The women smiled, sending a wave of frigid fear cascading over me.

“Who are you?” I asked.

“We are Sorrow—”

“—and Sadness.” Still, they smiled. “Servants of Venus. Here to beautify you for your next journey.”

I shook my head. “No, thank you.”

“We take our orders from the goddess of all things beautiful,” said the one in red, Sorrow, I thought.

They opened the cell and glided in with bags in their hands, closing the door before I could even think of fighting my way past them. I held up my palms in warning.

“Do not touch me.” I pointed at the door to my cell. “Just get out and leave me be.”

They both giggled, the sound high and creepy. And then Sadness, clad in deep blue, pulled out a gleaming pair of shears, opening and closing them with a ssssnip.

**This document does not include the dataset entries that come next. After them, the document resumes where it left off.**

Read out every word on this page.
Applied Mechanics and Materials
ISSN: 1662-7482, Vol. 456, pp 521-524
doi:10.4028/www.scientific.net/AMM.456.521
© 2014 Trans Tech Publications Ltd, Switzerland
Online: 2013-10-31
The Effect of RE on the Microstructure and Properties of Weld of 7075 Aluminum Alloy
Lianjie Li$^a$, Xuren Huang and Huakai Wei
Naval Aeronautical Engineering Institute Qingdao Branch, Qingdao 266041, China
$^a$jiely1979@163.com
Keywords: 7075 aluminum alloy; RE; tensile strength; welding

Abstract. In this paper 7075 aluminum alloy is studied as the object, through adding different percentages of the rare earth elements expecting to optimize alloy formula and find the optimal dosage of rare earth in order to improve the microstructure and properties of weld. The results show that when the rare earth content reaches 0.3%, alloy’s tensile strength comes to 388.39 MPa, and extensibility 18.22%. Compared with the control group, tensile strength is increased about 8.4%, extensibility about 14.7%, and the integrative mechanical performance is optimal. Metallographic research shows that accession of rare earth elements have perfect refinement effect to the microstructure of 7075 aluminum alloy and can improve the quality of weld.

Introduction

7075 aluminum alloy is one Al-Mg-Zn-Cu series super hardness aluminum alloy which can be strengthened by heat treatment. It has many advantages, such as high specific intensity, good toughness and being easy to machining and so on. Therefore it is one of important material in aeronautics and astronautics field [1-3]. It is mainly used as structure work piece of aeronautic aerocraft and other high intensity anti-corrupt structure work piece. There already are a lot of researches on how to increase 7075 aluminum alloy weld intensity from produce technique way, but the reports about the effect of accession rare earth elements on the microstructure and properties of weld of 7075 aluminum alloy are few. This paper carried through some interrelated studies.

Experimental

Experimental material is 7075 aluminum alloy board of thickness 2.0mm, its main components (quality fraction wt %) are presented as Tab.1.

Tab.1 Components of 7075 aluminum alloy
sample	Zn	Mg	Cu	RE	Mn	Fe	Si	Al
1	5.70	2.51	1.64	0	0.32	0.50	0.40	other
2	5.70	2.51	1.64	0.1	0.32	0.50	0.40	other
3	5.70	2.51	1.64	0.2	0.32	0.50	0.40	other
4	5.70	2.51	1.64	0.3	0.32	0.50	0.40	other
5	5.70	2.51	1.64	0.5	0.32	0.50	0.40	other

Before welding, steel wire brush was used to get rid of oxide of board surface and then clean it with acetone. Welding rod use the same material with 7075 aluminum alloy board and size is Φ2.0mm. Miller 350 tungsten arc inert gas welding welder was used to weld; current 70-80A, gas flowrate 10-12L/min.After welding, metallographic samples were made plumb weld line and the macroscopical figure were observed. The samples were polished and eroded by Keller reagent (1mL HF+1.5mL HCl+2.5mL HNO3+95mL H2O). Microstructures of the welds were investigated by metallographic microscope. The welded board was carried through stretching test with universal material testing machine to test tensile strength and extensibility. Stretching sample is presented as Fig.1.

“First for your hair cut.”

My bowels turned over and I clutched my stomach. I had never been in a fight, other than innocent swordplay years ago. But these two were frail enough. Even in my state of exhaustion and pregnancy, I felt confident I could fend for myself against them. Although those shears looked sharp. That would be a problem.

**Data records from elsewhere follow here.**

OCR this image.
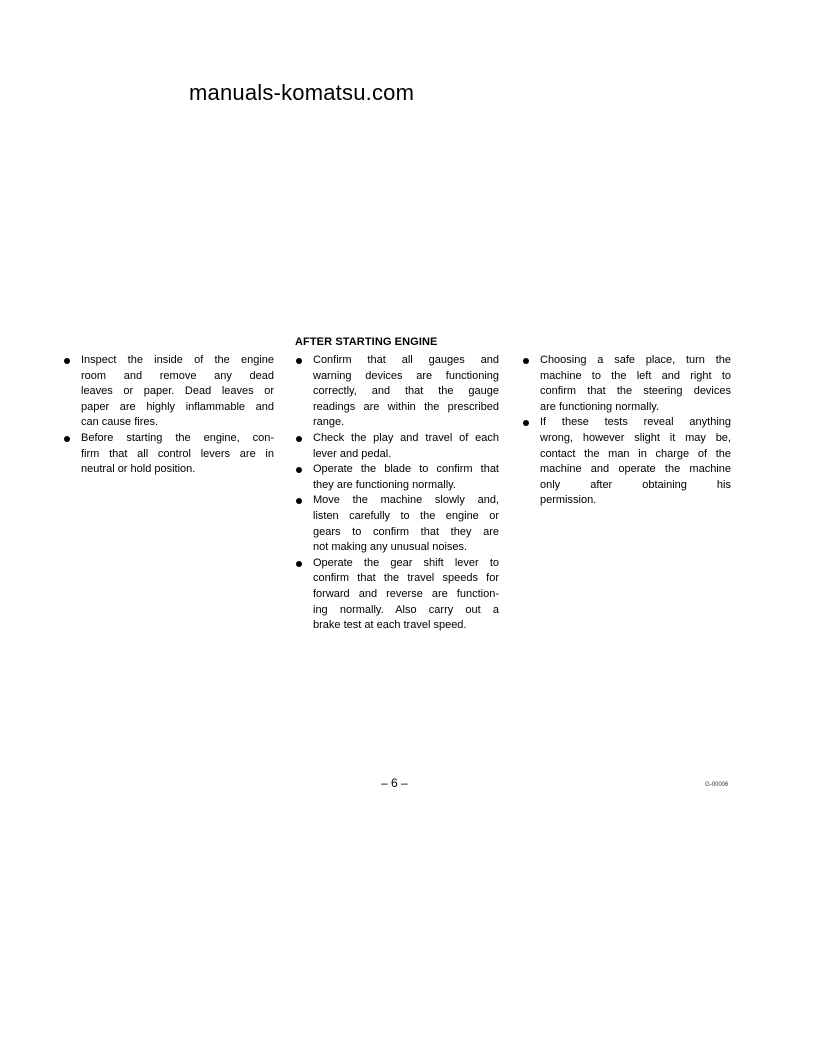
manuals-komatsu.com
AFTER STARTING ENGINE
Inspect the inside of the engine
room and remove any dead
leaves or paper. Dead leaves or
paper are highly inflammable and
can cause fires.
Before starting the engine, con-
firm that all control levers are in
neutral or hold position.
Confirm that all gauges and
warning devices are functioning
correctly, and that the gauge
readings are within the prescribed
range.
Check the play and travel of each
lever and pedal.
Operate the blade to confirm that
they are functioning normally.
Move the machine slowly and,
listen carefully to the engine or
gears to confirm that they are
not making any unusual noises.
Operate the gear shift lever to
confirm that the travel speeds for
forward and reverse are function-
ing normally. Also carry out a
brake test at each travel speed.
Choosing a safe place, turn the
machine to the left and right to
confirm that the steering devices
are functioning normally.
If these tests reveal anything
wrong, however slight it may be,
contact the man in charge of the
machine and operate the machine
only after obtaining his
permission.
– 6 –	G-00006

“Get out,” I said again. “No haircut. I want nothing from you. Leave me.”

“Stay still, human,” Sadness warned. “Or Sorrow will have to hold you down.”

I lowered my voice, feeling as if I had sprouted spikes like a porcupine. “Do not come near me.”

“Keep her still, Sorrow.”

The waif in red came at me, and I lunged forward, a scream tearing from deep in my throat. But what I encountered was not a weak maid. She had the power of Boldar. Damned immortals! I screamed and fought as she took me by the arms and shoved me to the ground. I pulled my legs in and kicked her hard in the stomach several times, making her mouth open in a yell to reveal jagged teeth.

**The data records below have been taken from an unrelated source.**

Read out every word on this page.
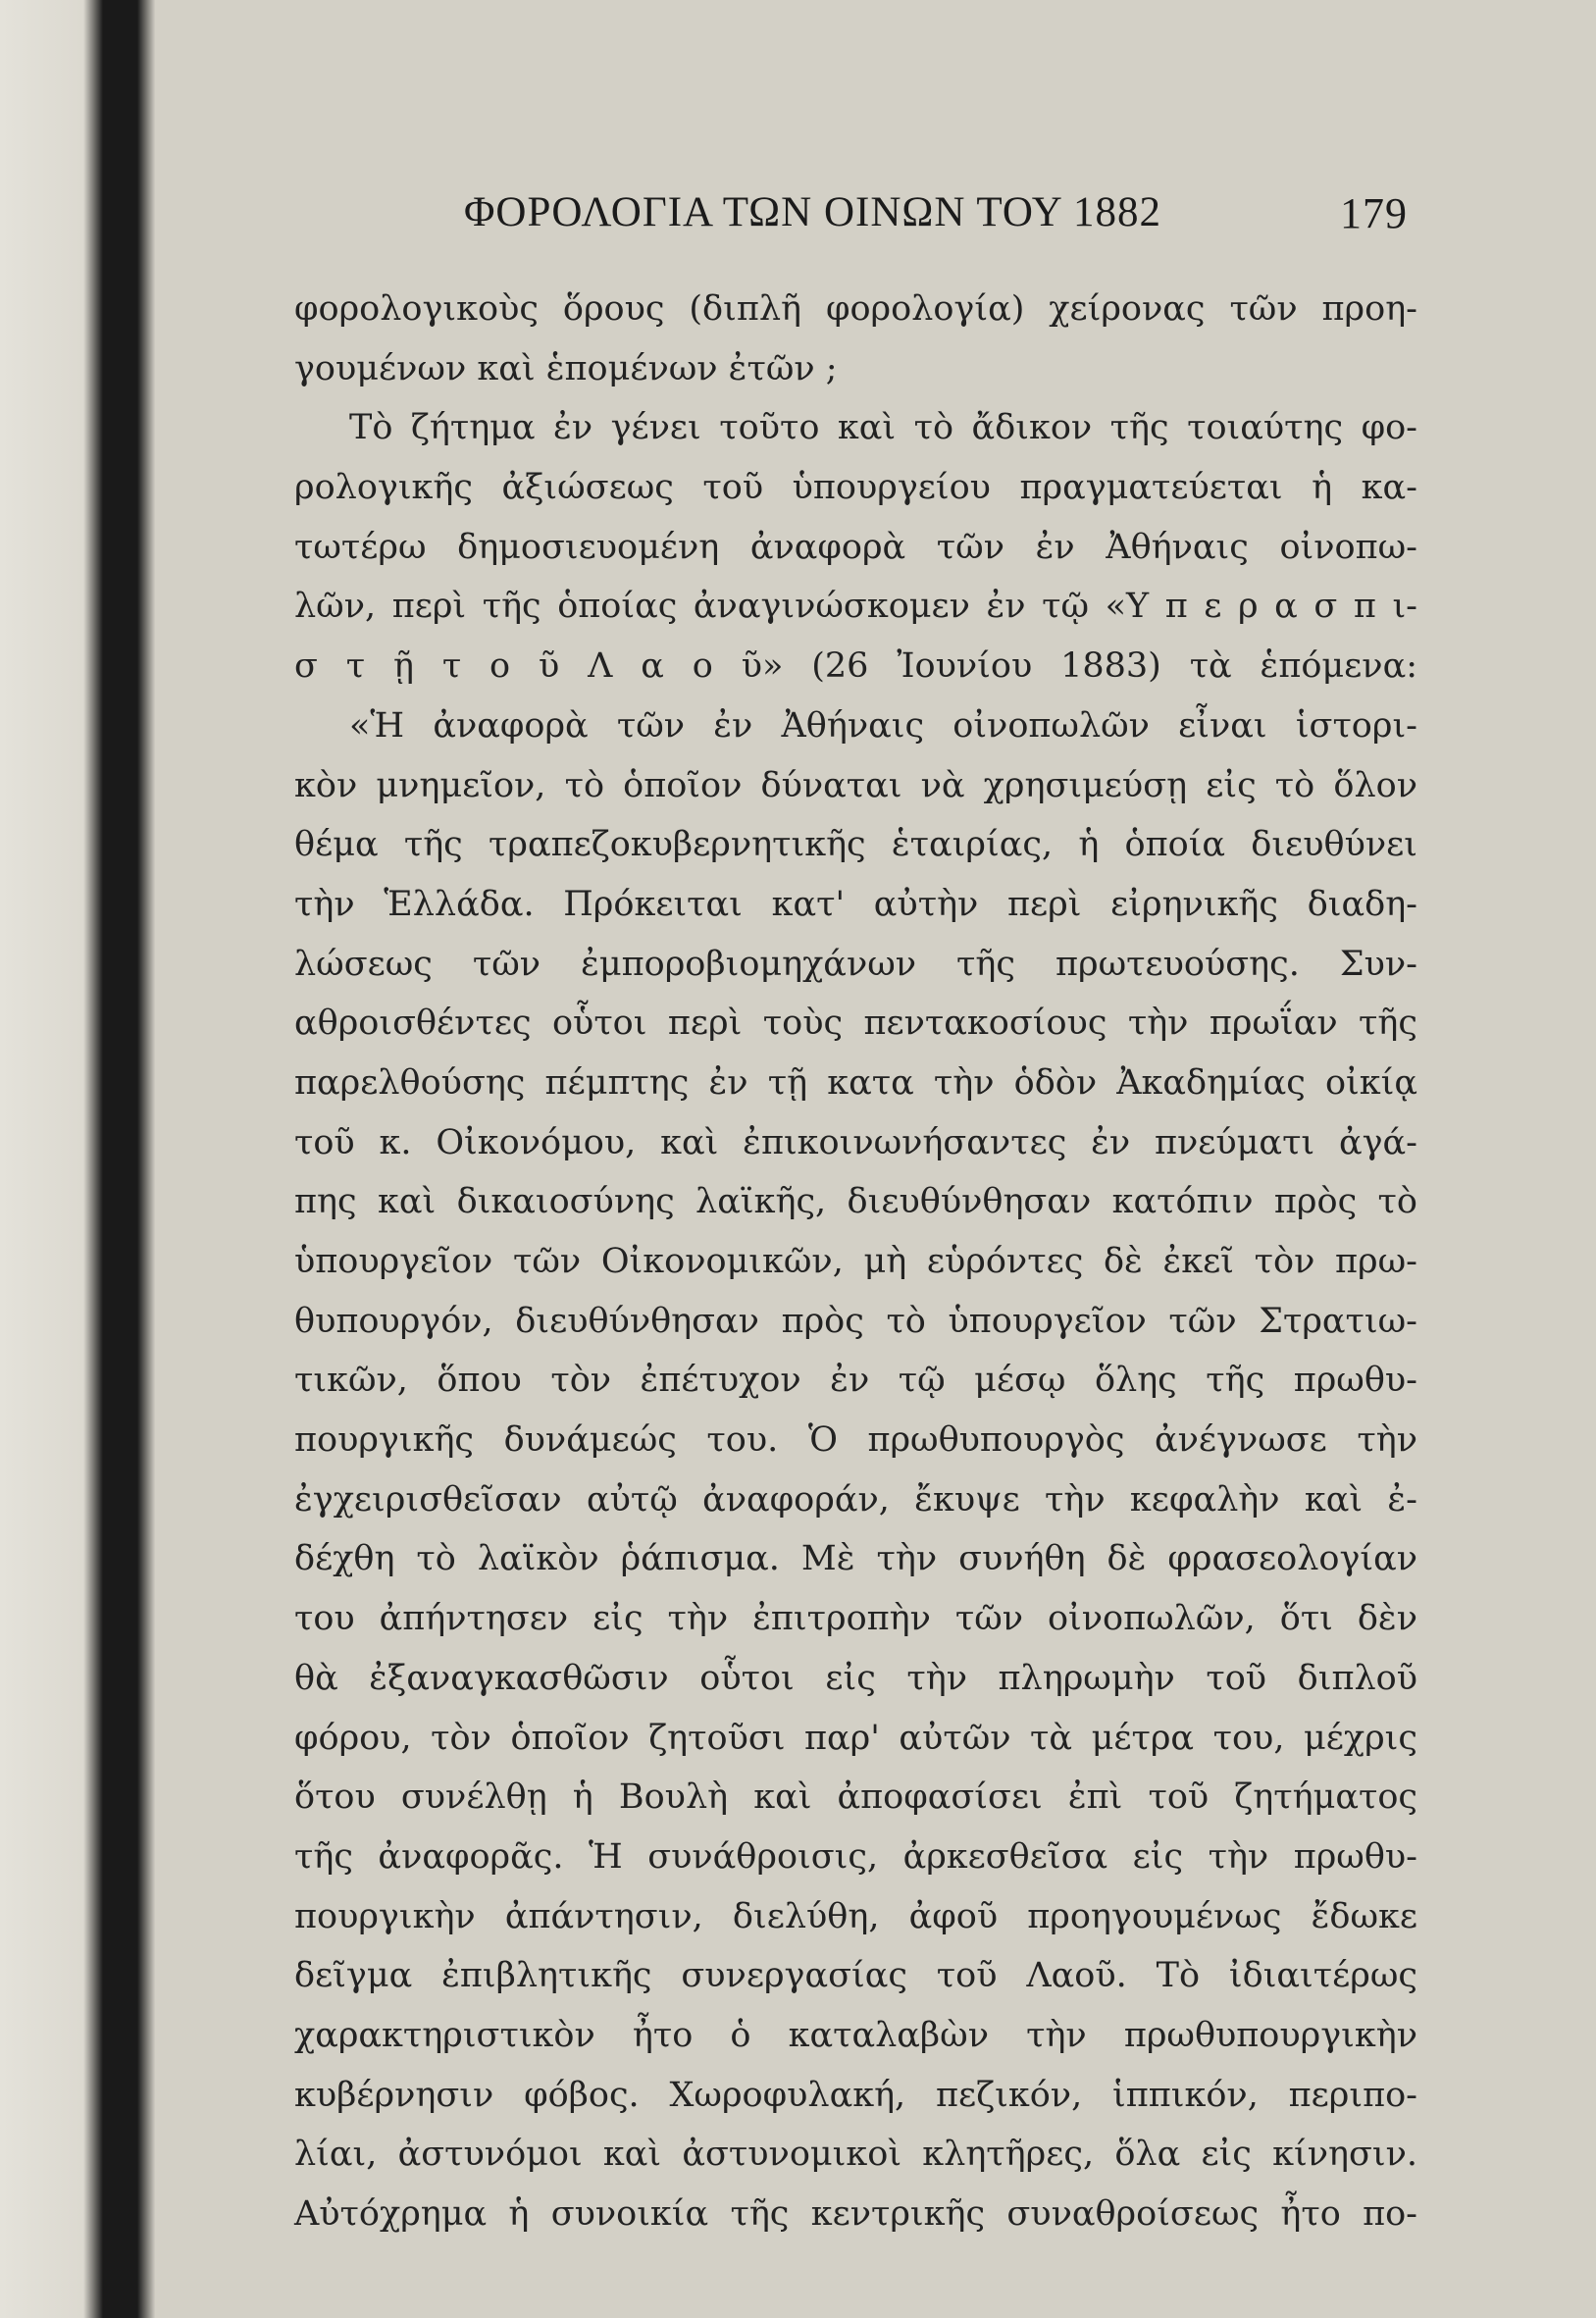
ΦΟΡΟΛΟΓΙΑ ΤΩΝ ΟΙΝΩΝ ΤΟΥ 1882	179
φορολογικοὺς ὅρους (διπλῆ φορολογία) χείρονας τῶν προη-
γουμένων καὶ ἑπομένων ἐτῶν ;
Τὸ ζήτημα ἐν γένει τοῦτο καὶ τὸ ἄδικον τῆς τοιαύτης φο-
ρολογικῆς ἀξιώσεως τοῦ ὑπουργείου πραγματεύεται ἡ κα-
τωτέρω δημοσιευομένη ἀναφορὰ τῶν ἐν Ἀθήναις οἰνοπω-
λῶν, περὶ τῆς ὁποίας ἀναγινώσκομεν ἐν τῷ «Υ π ε ρ α σ π ι-
σ τ ῇ τ ο ῦ Λ α ο ῦ» (26 Ἰουνίου 1883) τὰ ἑπόμενα:
«Ἡ ἀναφορὰ τῶν ἐν Ἀθήναις οἰνοπωλῶν εἶναι ἱστορι-
κὸν μνημεῖον, τὸ ὁποῖον δύναται νὰ χρησιμεύσῃ εἰς τὸ ὅλον
θέμα τῆς τραπεζοκυβερνητικῆς ἑταιρίας, ἡ ὁποία διευθύνει
τὴν Ἑλλάδα. Πρόκειται κατ' αὐτὴν περὶ εἰρηνικῆς διαδη-
λώσεως τῶν ἐμποροβιομηχάνων τῆς πρωτευούσης. Συν-
αθροισθέντες οὗτοι περὶ τοὺς πεντακοσίους τὴν πρωΐαν τῆς
παρελθούσης πέμπτης ἐν τῇ κατα τὴν ὁδὸν Ἀκαδημίας οἰκίᾳ
τοῦ κ. Οἰκονόμου, καὶ ἐπικοινωνήσαντες ἐν πνεύματι ἀγά-
πης καὶ δικαιοσύνης λαϊκῆς, διευθύνθησαν κατόπιν πρὸς τὸ
ὑπουργεῖον τῶν Οἰκονομικῶν, μὴ εὑρόντες δὲ ἐκεῖ τὸν πρω-
θυπουργόν, διευθύνθησαν πρὸς τὸ ὑπουργεῖον τῶν Στρατιω-
τικῶν, ὅπου τὸν ἐπέτυχον ἐν τῷ μέσῳ ὅλης τῆς πρωθυ-
πουργικῆς δυνάμεώς του. Ὁ πρωθυπουργὸς ἀνέγνωσε τὴν
ἐγχειρισθεῖσαν αὐτῷ ἀναφοράν, ἔκυψε τὴν κεφαλὴν καὶ ἐ-
δέχθη τὸ λαϊκὸν ῥάπισμα. Μὲ τὴν συνήθη δὲ φρασεολογίαν
του ἀπήντησεν εἰς τὴν ἐπιτροπὴν τῶν οἰνοπωλῶν, ὅτι δὲν
θὰ ἐξαναγκασθῶσιν οὗτοι εἰς τὴν πληρωμὴν τοῦ διπλοῦ
φόρου, τὸν ὁποῖον ζητοῦσι παρ' αὐτῶν τὰ μέτρα του, μέχρις
ὅτου συνέλθῃ ἡ Βουλὴ καὶ ἀποφασίσει ἐπὶ τοῦ ζητήματος
τῆς ἀναφορᾶς. Ἡ συνάθροισις, ἀρκεσθεῖσα εἰς τὴν πρωθυ-
πουργικὴν ἀπάντησιν, διελύθη, ἀφοῦ προηγουμένως ἔδωκε
δεῖγμα ἐπιβλητικῆς συνεργασίας τοῦ Λαοῦ. Τὸ ἰδιαιτέρως
χαρακτηριστικὸν ἦτο ὁ καταλαβὼν τὴν πρωθυπουργικὴν
κυβέρνησιν φόβος. Χωροφυλακή, πεζικόν, ἱππικόν, περιπο-
λίαι, ἀστυνόμοι καὶ ἀστυνομικοὶ κλητῆρες, ὅλα εἰς κίνησιν.
Αὐτόχρημα ἡ συνοικία τῆς κεντρικῆς συναθροίσεως ἦτο πο-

We scrabbled, both kicking, screaming and scratching. When she let go of one arm to smack my face, whipping my head to the side, I grabbed a fistful of her hair and yanked hard enough to fill my fingers with the greasy strands as she screeched into my face. I nearly vomited at the sensation of causing pain to another.

But then they were both on me, turning me to my stomach on the floor, pinning my arms to my sides. One of them yanked my head up by the hair and smashed the side of my face into the floor. The pain radiated out from my cheekbone, across my scalp, and down through my body.

“Be still!” one of them raged at me.

With a sob of frustration and pain, I went limp, loathing the feeling of defeat.

And then the haircut began, and I screamed anew. I felt them grabbing great chunks of my thick locks, tugging against my scalp as the shears made their grinding snips. When they nipped the edge of my ear, sending another fiery burn of pain through my body, I struggled again, shrieking with fury, trying to turn, but it was useless. They giggled maniacally at my efforts.